Friday, May 4, 2012

The Closer In A City Of Closers

Last summer, by far the shittiest summer I'd had in quite some time, I attended a Yankee game in the Bronx with a buddy. After the game, we hit Stan's. In Stan's I found a poster, this spot-on New York poster, which gave me a little perspective and hope. After a litany of bad news, the poster reminds the reader that, "We have the Yankees" and features a picture of Mariano Rivera on the mound.

On days like today, days when Rivera is not in the bullpen, but on his way to the disabled list with a torn ACL and, quite possibly, the end of his freakishly consistent and superb career, it's easy to say, "No, we had Rivera." Say what you will about Derek Jeter's intangibles and the Core Four, without Rivera do the Yankees achieve the success they have since '96? It can be argued that Rivera was the difference maker; the one player who set the Yankees apart from all the rest. The Yankees could play nine innings: With Mo, the opposition could only play seven, especially in October, 14 out of the last 15 Octobers.

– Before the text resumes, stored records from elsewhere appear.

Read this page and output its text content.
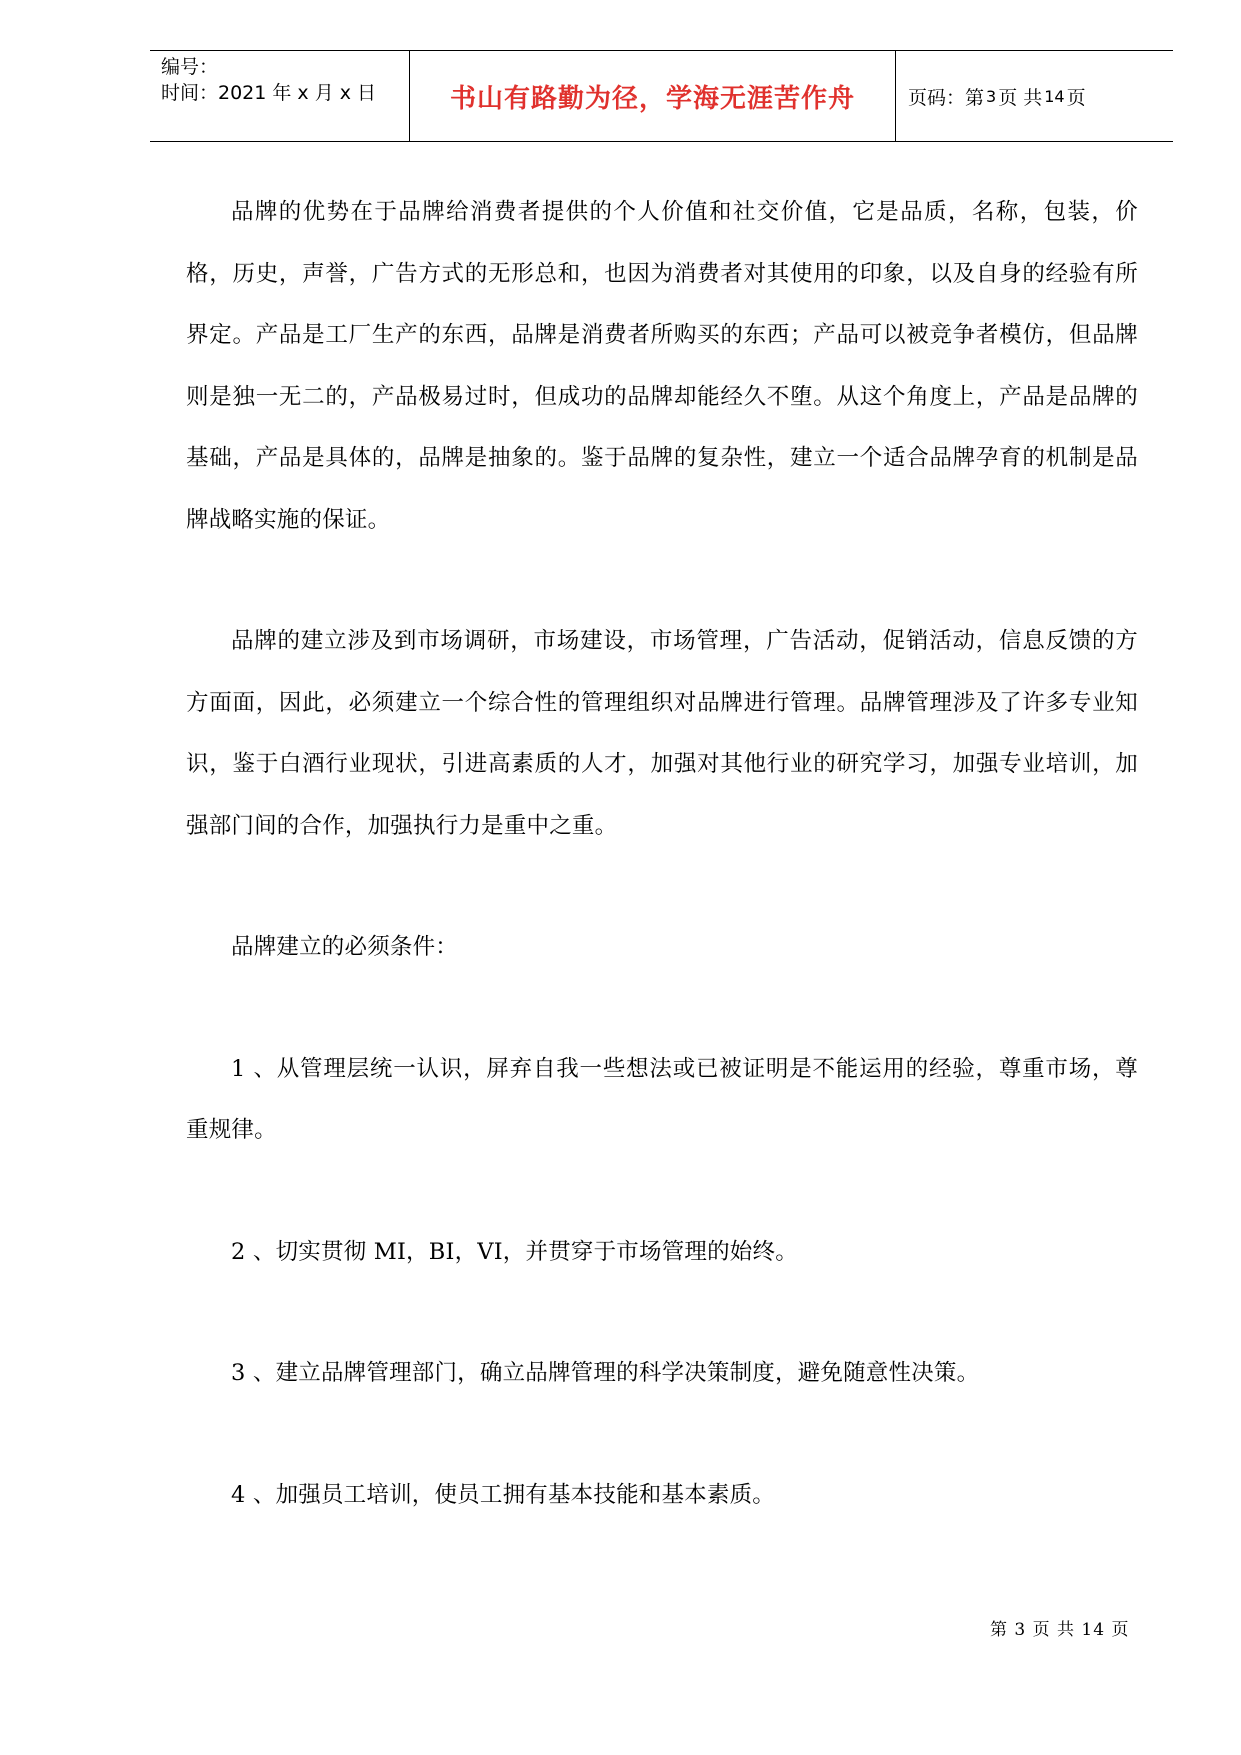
编号：
时间：2021 年 x 月 x 日	书山有路勤为径，学海无涯苦作舟	页码：第 3 页 共 14 页

品牌的优势在于品牌给消费者提供的个人价值和社交价值，它是品质，名称，包装，价格，历史，声誉，广告方式的无形总和，也因为消费者对其使用的印象，以及自身的经验有所界定。产品是工厂生产的东西，品牌是消费者所购买的东西；产品可以被竞争者模仿，但品牌则是独一无二的，产品极易过时，但成功的品牌却能经久不堕。从这个角度上，产品是品牌的基础，产品是具体的，品牌是抽象的。鉴于品牌的复杂性，建立一个适合品牌孕育的机制是品牌战略实施的保证。

品牌的建立涉及到市场调研，市场建设，市场管理，广告活动，促销活动，信息反馈的方方面面，因此，必须建立一个综合性的管理组织对品牌进行管理。品牌管理涉及了许多专业知识，鉴于白酒行业现状，引进高素质的人才，加强对其他行业的研究学习，加强专业培训，加强部门间的合作，加强执行力是重中之重。

品牌建立的必须条件：

1 、从管理层统一认识，屏弃自我一些想法或已被证明是不能运用的经验，尊重市场，尊重规律。

2 、切实贯彻 MI，BI，VI，并贯穿于市场管理的始终。

3 、建立品牌管理部门，确立品牌管理的科学决策制度，避免随意性决策。

4 、加强员工培训，使员工拥有基本技能和基本素质。

第 3 页 共 14 页
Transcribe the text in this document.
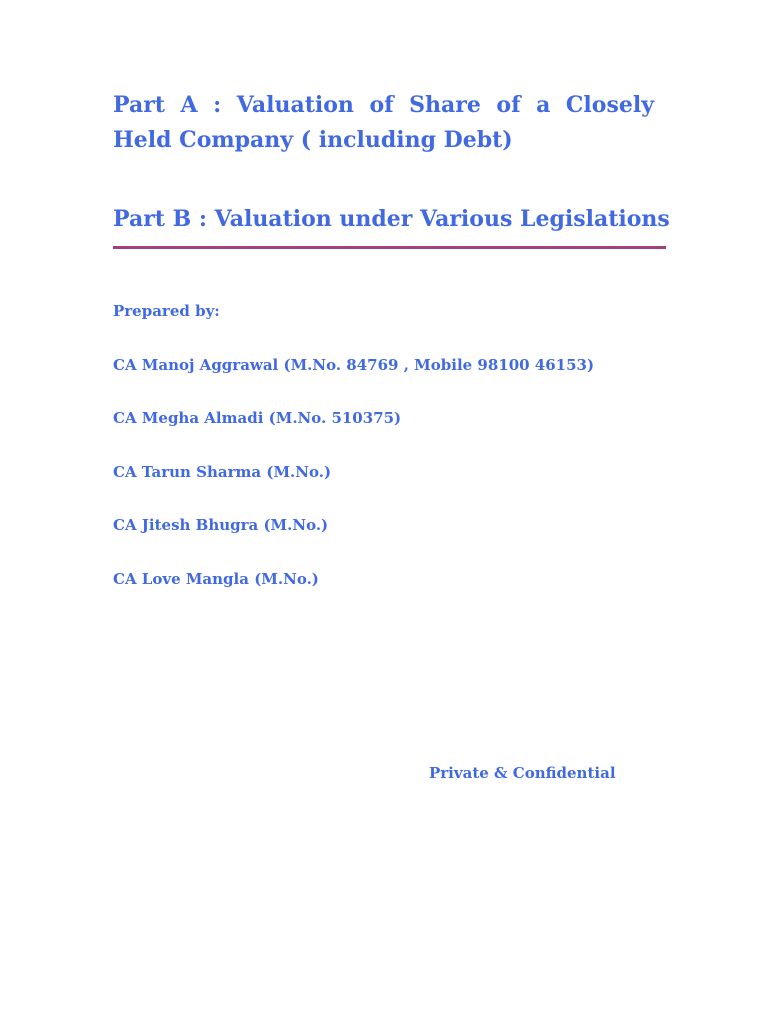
Part A : Valuation of Share of a Closely Held Company ( including Debt)
Part B : Valuation under Various Legislations

Prepared by:

CA Manoj Aggrawal (M.No. 84769 , Mobile 98100 46153)

CA Megha Almadi (M.No. 510375)

CA Tarun Sharma (M.No.)

CA Jitesh Bhugra (M.No.)

CA Love Mangla (M.No.)

Private & Confidential
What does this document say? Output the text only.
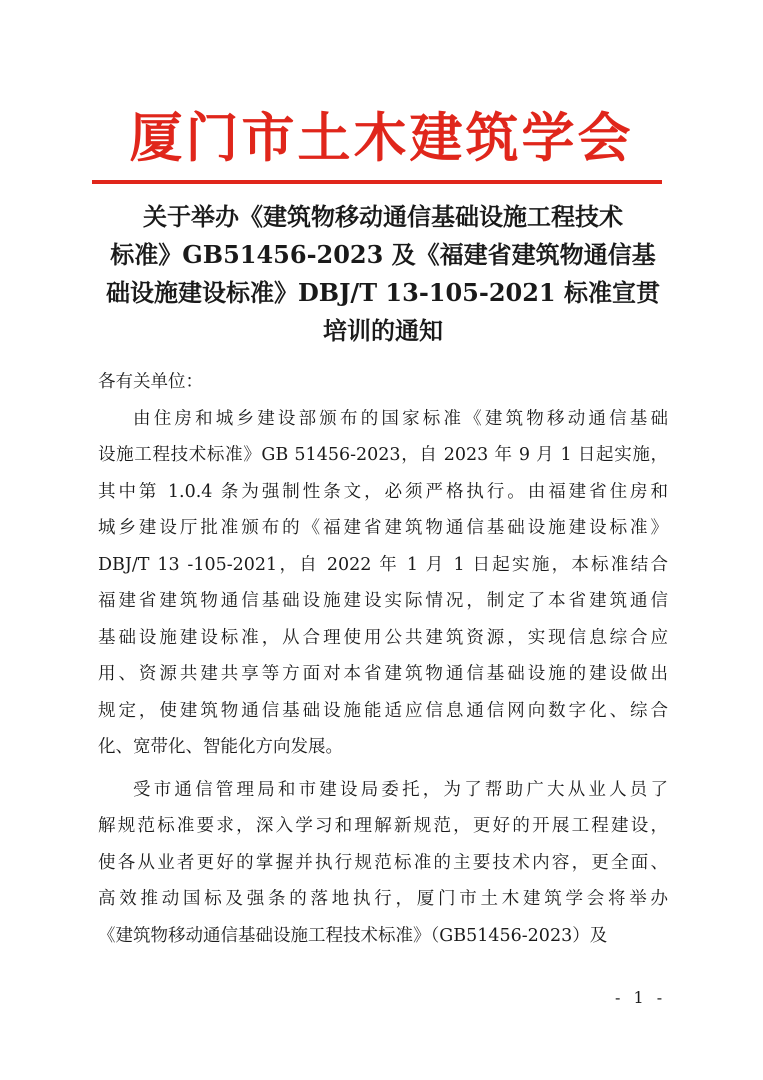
厦门市土木建筑学会
关于举办《建筑物移动通信基础设施工程技术
标准》GB51456-2023 及《福建省建筑物通信基
础设施建设标准》DBJ/T 13-105-2021 标准宣贯
培训的通知

各有关单位：

由住房和城乡建设部颁布的国家标准《建筑物移动通信基础
设施工程技术标准》GB 51456-2023，自 2023 年 9 月 1 日起实施，
其中第 1.0.4 条为强制性条文，必须严格执行。由福建省住房和
城乡建设厅批准颁布的《福建省建筑物通信基础设施建设标准》
DBJ/T 13 -105-2021，自 2022 年 1 月 1 日起实施，本标准结合
福建省建筑物通信基础设施建设实际情况，制定了本省建筑通信
基础设施建设标准，从合理使用公共建筑资源，实现信息综合应
用、资源共建共享等方面对本省建筑物通信基础设施的建设做出
规定，使建筑物通信基础设施能适应信息通信网向数字化、综合
化、宽带化、智能化方向发展。

受市通信管理局和市建设局委托，为了帮助广大从业人员了
解规范标准要求，深入学习和理解新规范，更好的开展工程建设，
使各从业者更好的掌握并执行规范标准的主要技术内容，更全面、
高效推动国标及强条的落地执行，厦门市土木建筑学会将举办
《建筑物移动通信基础设施工程技术标准》（GB51456-2023）及

- 1 -
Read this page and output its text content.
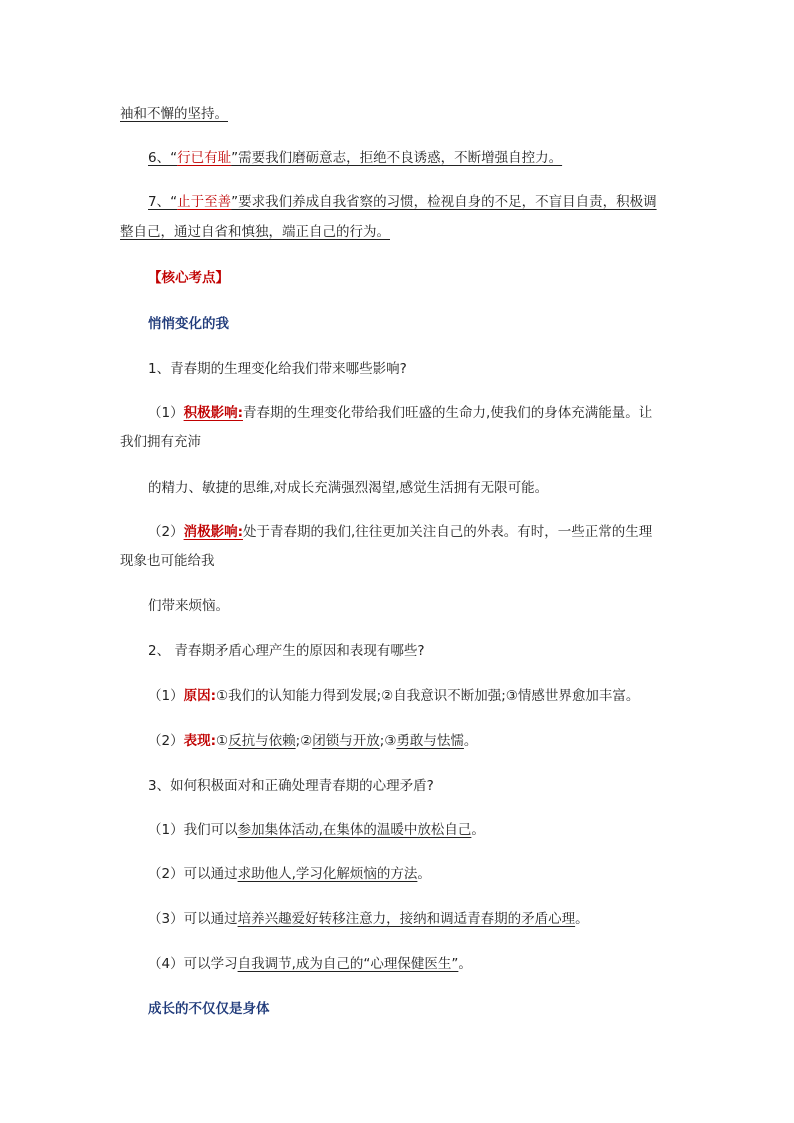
袖和不懈的坚持。
6、“行已有耻”需要我们磨砺意志，拒绝不良诱惑，不断增强自控力。
7、“止于至善”要求我们养成自我省察的习惯，检视自身的不足，不盲目自责，积极调
整自己，通过自省和慎独，端正自己的行为。
【核心考点】
悄悄变化的我
1、青春期的生理变化给我们带来哪些影响?
（1）积极影响:青春期的生理变化带给我们旺盛的生命力,使我们的身体充满能量。让
我们拥有充沛
的精力、敏捷的思维,对成长充满强烈渴望,感觉生活拥有无限可能。
（2）消极影响:处于青春期的我们,往往更加关注自己的外表。有时，一些正常的生理
现象也可能给我
们带来烦恼。
2、 青春期矛盾心理产生的原因和表现有哪些?
（1）原因:①我们的认知能力得到发展;②自我意识不断加强;③情感世界愈加丰富。
（2）表现:①反抗与依赖;②闭锁与开放;③勇敢与怯懦。
3、如何积极面对和正确处理青春期的心理矛盾?
（1）我们可以参加集体活动,在集体的温暖中放松自己。
（2）可以通过求助他人,学习化解烦恼的方法。
（3）可以通过培养兴趣爱好转移注意力，接纳和调适青春期的矛盾心理。
（4）可以学习自我调节,成为自己的“心理保健医生”。
成长的不仅仅是身体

I take solace in baseball because like daily life there is far more failure than success. Hell, the best hitters of all-time, the guys in the Hall of Fame, failed 70% of the time. With that in mind, Rivera's success provided solace against all the failure: Batters failed against him 79% of the time (.210 BAA). Watching Mo pitch was like watching a beautiful aberration. His skill, his talent and his performance never diminished. Clocks stopped. Entropy receded.

In the summer of 2009 when the Yankees hosted the All-Star Game in the new Yankee Stadium, another ad ran in the subways. It ran horizontally and was broken into seven or eight square blocks each block depicting a different iconic part of the city. The line? One I'd never heard before, not even between fans, but which rang truer than any I'd ever heard describe Rivera: "The closer in a city of closers." Poetry, just like the way he pitched.

All the broken bats on a pitch everyone knew was coming. Go ahead. Hit it. Mo fooled no one and everyone. He even sent bat makers back to the drawing board. And to those few that did hit Mo's cutter? Congratulations. We tip our cap. You beat our best. You lucky fuck.

Of course, the "No, we had Rivera" reaction is just that. Complete knee jerk. Do I think he'll pitch again? Yes, I do. Will it be in a real game? Hey, it's Mo, so you never know. If nothing else he'll pitch on Old Timers' Day; that great Yankee tradition of local baseball immortality; that annual Thank You from fans to former players and former players to fans each for remembering the other. Some day. He may even jog in from playing centerfield like he always wanted to.

Till then, the poster's right: We have the Yankees.